Baharın gelişiyle birlikte kutlanan Hıdırellez’de en sık uygulanan geleneklerden biri, kötü enerjilerden ve hastalıklardan korunmak amacıyla yakılan ateşin üzerinden üç defa atlanmasıdır. Bunun yanı sıra, dileklerin küçük kağıtlara yazılarak gül ağacının altına gömülmesi ya da dallarına asılması da en yaygın ritüeller arasında yer alır.
41 Taş ve Deniz Suyu Geleneği
Bir diğer gelenek ise, dere ya da deniz kıyısında dilek dilenerek toplanan 41 taşın, yıl boyunca saklanmasıdır. Bu taşlar bir sonraki Hıdırellez'de yeniden suya bırakılır ve yenileri toplanır. Ayrıca, denizden alınan suyun eve serpilmesinin bolluk getireceğine inanılır.
Niyetler ve Çömlek Ritüeli
Dileklerin yazıldığı kağıtlar bazen bir akarsuya bırakılır. Çiğ damlalarıyla mayalanan yoğurt ve hamur da yine o günün bereketini simgeler. Bekar genç kızlara ait takılar su dolu çömleğe konularak ağzı kapatılır, ertesi sabah maniler eşliğinde açılarak eğlenceli bir fal bakma geleneği yaşatılır.
Gül Ağacıyla Dilek Tutma
Dileklerin bereketle hayat bulması için bakliyatlar küçük keselerle gül ağacına bağlanır ve bir gece boyunca burada bırakılır. Sonrasında bu bakliyatlar, yemeklerde azar azar kullanılır. Ayrıca, salıncakta oturan genç kızı evlenmek isteyen erkeğin sallaması da eski geleneklerdendir. Meyve vermeyen ağacın yanına gidilip ürün vermemesi halinde kesileceği söylenerek bereket çağrısı yapılır.
Gül Ağacı Yoksa Ne Yapılır?
Herkesin gül ağacı bulması mümkün olmadığından, alternatif yollar da kullanılır. Saksı bitkileri, canlı ağaçlar ya da dallar da niyet için yeterlidir. Önemli olan toprağa bağlı ve canlı bir varlığa dileğin sunulmasıdır.
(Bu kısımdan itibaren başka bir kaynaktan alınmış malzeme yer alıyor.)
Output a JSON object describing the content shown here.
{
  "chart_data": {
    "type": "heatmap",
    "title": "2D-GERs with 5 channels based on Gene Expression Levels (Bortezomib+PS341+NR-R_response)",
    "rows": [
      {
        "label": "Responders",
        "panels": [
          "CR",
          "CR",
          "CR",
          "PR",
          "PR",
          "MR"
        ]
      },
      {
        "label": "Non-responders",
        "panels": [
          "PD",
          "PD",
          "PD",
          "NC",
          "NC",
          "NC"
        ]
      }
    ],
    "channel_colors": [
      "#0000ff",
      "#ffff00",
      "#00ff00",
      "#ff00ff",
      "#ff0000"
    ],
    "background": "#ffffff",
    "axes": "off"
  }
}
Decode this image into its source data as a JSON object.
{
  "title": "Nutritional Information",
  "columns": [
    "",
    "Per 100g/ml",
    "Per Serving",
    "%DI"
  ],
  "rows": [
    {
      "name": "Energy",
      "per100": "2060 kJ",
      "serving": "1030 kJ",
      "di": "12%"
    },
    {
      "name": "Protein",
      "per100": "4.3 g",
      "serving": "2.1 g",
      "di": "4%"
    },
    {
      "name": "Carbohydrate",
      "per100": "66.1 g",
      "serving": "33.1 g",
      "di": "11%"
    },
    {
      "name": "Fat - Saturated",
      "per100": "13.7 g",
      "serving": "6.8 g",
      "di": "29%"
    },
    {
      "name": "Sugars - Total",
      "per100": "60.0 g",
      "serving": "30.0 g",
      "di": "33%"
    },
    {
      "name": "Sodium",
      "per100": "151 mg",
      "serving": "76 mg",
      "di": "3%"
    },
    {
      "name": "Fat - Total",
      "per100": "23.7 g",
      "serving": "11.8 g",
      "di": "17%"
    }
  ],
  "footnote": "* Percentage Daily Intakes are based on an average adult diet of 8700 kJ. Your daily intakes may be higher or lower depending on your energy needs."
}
Gül bulunamayan yerlerde dilekler akan suya – özellikle nehir, dere ya da denize – bırakılır. Bu, Hızır’ın suyla olan bağı nedeniyle kutsal kabul edilir. Bazı kişiler ise dileğini yazıp yastığının altına koyar, ilk gördüğü rüyayı dileğiyle yorumlar. Şehirde yaşayanlar ise dileklerini balkon demirlerine veya pencere kenarlarına asarak ritüeli yerine getirir.